8

Hoja de laurel

(cáncer, piel y pelo)

El castillo está silencioso como una tumba, inmóvil como una estatua. Llamo a Catlin y a mamá, pero nadie responde. Me siento un tanto aliviada. Presentar el informe sobre el día en el colegio resulta agotador. Me quito los zapatos para no dejar huellas húmedas en las baldosas y me dirijo a la cocina para prepararme una taza de té y empezar a hacer los deberes. Necesito reflexionar sobre algunas cosas: nuestro profesor de Matemáticas es de los de «tiene sentido para mí, así que seguro que tendrá sentido para vosotros», y no quiero terminar sollozando sobre mi examen. Catlin opina que no debería preocuparme por la universidad hasta el último curso, pero eso es típico de ella. La única medicina que quiere ejercer es beber demasiado jarabe para la tos «para ver qué pasa». (Lo que pasó fue que expulsó un vómito azucarado.)

Demasiada trigonometría después, levanto la cabeza. Mamó está sentada en la mesa de la cocina, bebiendo de una taza de cerámica marrón llena de lo que parece ser agua de lavar los platos y ramitas.

No sabría decir cuánto tiempo lleva allí, observándome estudiar. Molestándome en silencio. Como una espía. Su expresión refleja indiferencia y tiene la piel sorprendentemente tersa para tratarse de una mujer que es, en palabras de Catlin, «más vieja que Matusalén».

Me levanto y empiezo a guardar mis cosas en la mochila.

—Te vas a tomar una taza de té conmigo —afirma.

No es una invitación. Inclino la cabeza y me siento frente a ella. Mamó se ocupa de las tazas, de las cucharas y de las bolsitas de té. Sabe dónde está todo.

Siento el fuerte impulso de cambiar las cosas de sitio simplemente para fastidiarla. Trago saliva. Estoy tranquila. Soy madura. Soy impermeable.

Como el granito.

—¿Has tenido alguna visita hoy? —le pregunto. Con voz petulante. No puedo contenerme. Estoy dedicando toda mi energía a no levantar una ceja.

—Unos cuantos clientes, sí.

Ladea la cabeza. Como los búhos. Tiene los ojos muy grandes y muy brillantes. El pelo canoso. Su rostro parece cuero untado con mantequilla, salvo que más pálido. Lleva las mangas arremangadas. Tiene bronceado de granjero.

—¿Y qué hiciste por ellos?

Mi voz suena más arisca de lo que pretendía. Esta mujer tiene algo que me hace querer darles patadas a las cosas.

—Los ayudé, a la mayoría. Menos a una mujer que quería que le… —Traga saliva— limpiara el aura, con la ayuda de unos cristales curativos que había comprado por internet. Así que tuve que explicarle las cosas que estoy dispuesta a hacer y las que no.

Su rostro es implacable.

La miro.

Y Mamó me mira a mí.

—¿Qué cosas no estás dispuesta a hacer?

—No me dedico a hacer cosas que no son útiles —responde, con sus ojos brillantes posados en mi cara.

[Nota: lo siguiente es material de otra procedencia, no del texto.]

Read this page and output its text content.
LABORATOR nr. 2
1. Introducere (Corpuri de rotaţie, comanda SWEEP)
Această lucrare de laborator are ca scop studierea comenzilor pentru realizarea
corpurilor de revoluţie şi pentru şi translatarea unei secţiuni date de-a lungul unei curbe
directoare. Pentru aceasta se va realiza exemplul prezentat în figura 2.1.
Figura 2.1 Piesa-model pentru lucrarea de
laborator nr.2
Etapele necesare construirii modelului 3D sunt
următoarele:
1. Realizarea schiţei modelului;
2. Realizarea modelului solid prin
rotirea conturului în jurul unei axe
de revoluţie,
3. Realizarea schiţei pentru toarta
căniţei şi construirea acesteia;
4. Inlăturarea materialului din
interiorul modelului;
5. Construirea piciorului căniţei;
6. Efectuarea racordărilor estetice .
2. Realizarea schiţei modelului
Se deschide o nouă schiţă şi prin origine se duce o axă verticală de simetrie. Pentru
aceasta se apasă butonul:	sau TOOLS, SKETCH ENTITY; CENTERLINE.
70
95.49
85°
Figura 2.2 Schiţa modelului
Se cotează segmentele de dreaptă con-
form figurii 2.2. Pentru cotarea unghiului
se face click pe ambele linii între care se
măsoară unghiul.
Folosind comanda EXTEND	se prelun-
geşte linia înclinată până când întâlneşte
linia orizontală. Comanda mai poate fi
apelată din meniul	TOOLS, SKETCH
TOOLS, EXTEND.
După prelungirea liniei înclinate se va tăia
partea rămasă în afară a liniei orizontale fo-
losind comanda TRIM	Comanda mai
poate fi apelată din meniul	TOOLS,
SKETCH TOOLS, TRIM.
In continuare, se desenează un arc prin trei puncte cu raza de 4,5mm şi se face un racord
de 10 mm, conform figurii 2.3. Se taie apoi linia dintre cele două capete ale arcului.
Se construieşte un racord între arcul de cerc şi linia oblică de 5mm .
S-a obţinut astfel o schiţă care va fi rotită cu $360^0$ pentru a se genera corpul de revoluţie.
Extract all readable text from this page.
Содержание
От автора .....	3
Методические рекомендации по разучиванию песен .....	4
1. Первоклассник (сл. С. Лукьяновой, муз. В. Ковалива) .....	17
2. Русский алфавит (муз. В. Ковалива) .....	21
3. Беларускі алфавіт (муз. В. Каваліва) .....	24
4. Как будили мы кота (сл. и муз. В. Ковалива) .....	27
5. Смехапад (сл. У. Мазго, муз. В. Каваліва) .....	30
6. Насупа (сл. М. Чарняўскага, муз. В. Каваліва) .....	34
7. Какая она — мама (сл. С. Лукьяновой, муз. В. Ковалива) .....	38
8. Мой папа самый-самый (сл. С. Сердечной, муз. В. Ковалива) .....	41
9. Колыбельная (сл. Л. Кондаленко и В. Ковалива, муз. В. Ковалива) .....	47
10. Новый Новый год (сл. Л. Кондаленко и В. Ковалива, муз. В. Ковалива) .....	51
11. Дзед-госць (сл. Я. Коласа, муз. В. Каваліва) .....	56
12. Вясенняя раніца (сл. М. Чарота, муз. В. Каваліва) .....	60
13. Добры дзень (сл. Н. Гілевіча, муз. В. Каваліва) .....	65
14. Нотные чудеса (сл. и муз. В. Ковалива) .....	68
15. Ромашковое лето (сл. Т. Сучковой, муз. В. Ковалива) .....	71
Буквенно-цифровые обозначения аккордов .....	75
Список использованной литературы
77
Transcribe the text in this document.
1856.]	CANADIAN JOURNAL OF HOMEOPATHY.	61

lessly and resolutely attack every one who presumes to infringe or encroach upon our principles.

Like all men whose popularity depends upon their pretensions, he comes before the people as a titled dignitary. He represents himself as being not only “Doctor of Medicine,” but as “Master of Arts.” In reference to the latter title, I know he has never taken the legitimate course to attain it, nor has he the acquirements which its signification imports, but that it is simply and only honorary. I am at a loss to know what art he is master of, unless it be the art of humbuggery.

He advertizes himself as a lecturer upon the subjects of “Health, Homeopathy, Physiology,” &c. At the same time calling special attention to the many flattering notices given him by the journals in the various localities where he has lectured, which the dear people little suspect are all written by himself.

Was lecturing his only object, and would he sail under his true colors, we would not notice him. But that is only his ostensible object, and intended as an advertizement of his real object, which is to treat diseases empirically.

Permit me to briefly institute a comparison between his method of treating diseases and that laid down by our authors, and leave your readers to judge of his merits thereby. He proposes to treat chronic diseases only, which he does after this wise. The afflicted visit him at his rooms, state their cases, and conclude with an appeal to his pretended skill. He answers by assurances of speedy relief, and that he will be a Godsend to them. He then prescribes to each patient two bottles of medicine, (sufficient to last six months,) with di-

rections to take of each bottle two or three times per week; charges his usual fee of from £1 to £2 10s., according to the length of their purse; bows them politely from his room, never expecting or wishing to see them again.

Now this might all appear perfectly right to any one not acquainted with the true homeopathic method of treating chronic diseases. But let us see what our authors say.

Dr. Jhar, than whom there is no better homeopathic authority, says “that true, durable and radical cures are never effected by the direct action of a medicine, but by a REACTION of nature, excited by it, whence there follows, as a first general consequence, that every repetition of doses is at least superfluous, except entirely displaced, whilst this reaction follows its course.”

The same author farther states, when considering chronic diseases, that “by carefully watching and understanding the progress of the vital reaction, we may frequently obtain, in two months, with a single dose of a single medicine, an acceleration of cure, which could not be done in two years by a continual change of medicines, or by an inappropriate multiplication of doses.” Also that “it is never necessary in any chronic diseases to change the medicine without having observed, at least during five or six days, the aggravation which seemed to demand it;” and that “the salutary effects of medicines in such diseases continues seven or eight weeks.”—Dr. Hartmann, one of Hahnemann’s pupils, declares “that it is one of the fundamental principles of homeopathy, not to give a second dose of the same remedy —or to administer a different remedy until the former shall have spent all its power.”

Me siento como si estuviera contando cada poro de mi rostro.

—Creía que te irían todas esas cosas New Age. —añado.

—La gente suele suponer eso, hasta que me conoce.

Toma un largo sorbo de aquel brebaje. Es té, pero más espeso, más negro. Más meloso.

—Brian nos dijo que eres homeópata.

—¿En serio? Soy una especie de herbolaria. Mi madre me transmitió sus habilidades, desde muy joven. Y si posees una habilidad, y te quedas en un sitio el tiempo suficiente, la gente acude a ti. A veces los ayudo. A veces no.

Miro la taza de té que tengo delante, espeso por la leche. No me ha preguntado cómo lo tomaba. Y, cuando lo ha plantado en la mesa, no le he dado las gracias.

—Catlin tiene algunos cristales —comento.

Pienso en los pequeños cuarzos, lapislázulis pulidos, unakitas y piedras de luna que tiene en su cuarto, repartidos entre las figuras de la Virgen María. Aunque, en realidad, simplemente le gusta el aspecto que presentan.

—Típico de Catlin —responde Mamó—. Pero tú tienes un poco más de sentido común.

Tomo otro sorbo y le digo que odio la homeopatía.

—No malgastes tu energía odiando cosas inútiles —me aconseja.

—Pero mata a la gente. Leí que…

—La vida mata a la gente, Madeline —me interrumpe—. Aunque, a veces, la gente le echa una mano. Puede ser… frustrante.

—Quiero ser médica cuando sea mayor —le digo, y ella asiente con la cabeza.

—Así que no te asusta trabajar. Eso tiene sentido. Te he visto con las plantas. Te gusta sanar cosas. —Hace una pausa—. Aunque ese arbolito tuyo necesita mucha más agua. No temas anegarlo. No le hará ningún daño.

—Cada planta tiene necesidades diferentes. A ver, tiene sentido. Pero es difícil saberlo. —Me encojo de hombros—. Hago lo que puedo. Gracias.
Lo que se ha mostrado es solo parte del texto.